Casi sin darnos cuenta, las sucesivas modernidades fueron sustituyendo el viejo pensamiento esencialista y de bloques ideológicos por otro más frágil y coyuntural a remolque de los acontecimientos; declararon la supremacía de lo individual sobre lo colectivo, alegando que no son necesarias demasiadas normas para convivir; se obstinan, sin conseguirlo, en extraernos del entorno propio y convencernos de que pertenecemos a un espacio común, a un mundo global, abierto y cínicamente igualitario, e impregnan de consumo y moda cualquier actividad humana.

Con estos ingredientes, la política pasó en pocos años de ser fundamental en nuestras vidas a ser algo volátil, que nos afecta de refilón, quizá porque le falta un hilo conductor. Gira en torno al corto plazo sin estrategia aparente, bajo el imperio del pragmatismo y las estadísticas, y se mueve con una prisa que impide digerirla o degustarla; véase la reciente ley de dependencia, desdibujada entre un cascada de acontecimientos mucho menos importantes.

Pero no sólo ha cambiado la política en sí, sino también sus formas. El martillo neumático golpea con mayor fuerza que nunca la acción de gobierno, incluso en temas como el terrorismo, donde el desencuentro total es un hecho de suma gravedad. Cualquier oposición necesita musculatura para ejercitar su cometido, pero también cabeza, y debe ser consciente de que se convierte en alternativa cuando propone lo que el gobierno omite y despliega un movimiento envolvente en asuntos de gran calado. A la oposición, si aspira a llegar a algo, se le tiene que ver cara de gobierno y no ceño de reñidor contumaz.

El propio parlamentarismo ha perdido fuerza. El apunte certero que desde la tribuna de oradores iluminaba la argumentación ha dado paso al guión escrito y el chascarrillo, la agudeza o la frase enfática: histórico momento, usted sabe bien que está mintiendo, lo reto a... Las bancadas se increpan pero no se escuchan, como si no hubiera lugar para el encuentro, para convencer y ser convencido. La pérdida también se delata en el exceso de dramaturgia. La imagen vale más que la palabra y se está antes pendiente de ser visto que de ser escuchado, por eso se habla en demasía hacia el interior del partido, con discursos destinados a cargar de razón a los votantes fieles, sin medir las consecuencias en el resto de la ciudadanía, sumida en el cansancio. Y todo ello envuelto en una tendencia general a no asumir errores o fracasos, como sucedió con el azote de los incendios y ahora con el Estatuto. No se dan cuenta Gobierno y oposición de que en la medida en que sean capaces de reconocerlos se humanizan; errare humanum est. Quizá estas patologías tengan que ver con una excesiva profesionalización de la política, delegada con demasiada frecuencia en funcionarios o políticos de carrera y, por lo tanto, carente de la diversidad que se da en la sociedad.

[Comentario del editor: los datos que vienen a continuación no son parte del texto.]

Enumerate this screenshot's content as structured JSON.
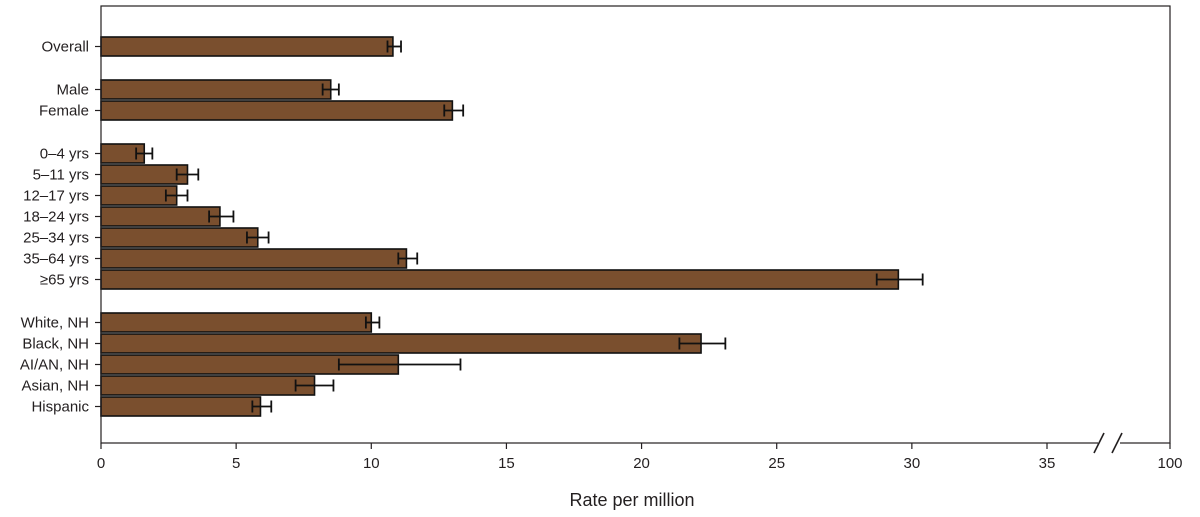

A pesar de todo, la política y sus instrumentos institucionales son claves en el ejercicio de la democracia, encauzan el desarrollo de derechos y deberes y sirven como colchón de nuestras fricciones e intereses. Por eso hay que exigir que sean realistas y no se pierdan en bizantinismos, y al mismo tiempo vayan por delante de los problemas e inquietudes civiles, ofreciendo alternativas y acotando en sus programas las cuestiones de país, aquellas en las que es necesario negociar sin desaliento. El político ha de ser experto en el presente, conocedor de un pasado que, por cierto, pocas veces fue mejor, y seductor del futuro. Como tal, fija plazos a sus iniciativas sin ceñirlas a los períodos electorales, de manera que se vislumbre un discurso inequívoco tanto sobre lo que somos como sobre lo que queremos y tenemos que ser.

La política tiene que interesar sin espectáculo, hacernos permanecer atentos en el sillón en vez de hacer zapping, invitarnos al compromiso en lugar de empujarnos a la indiferencia y, sobre todo, que se desprenda de su ejercicio una ética ejemplar.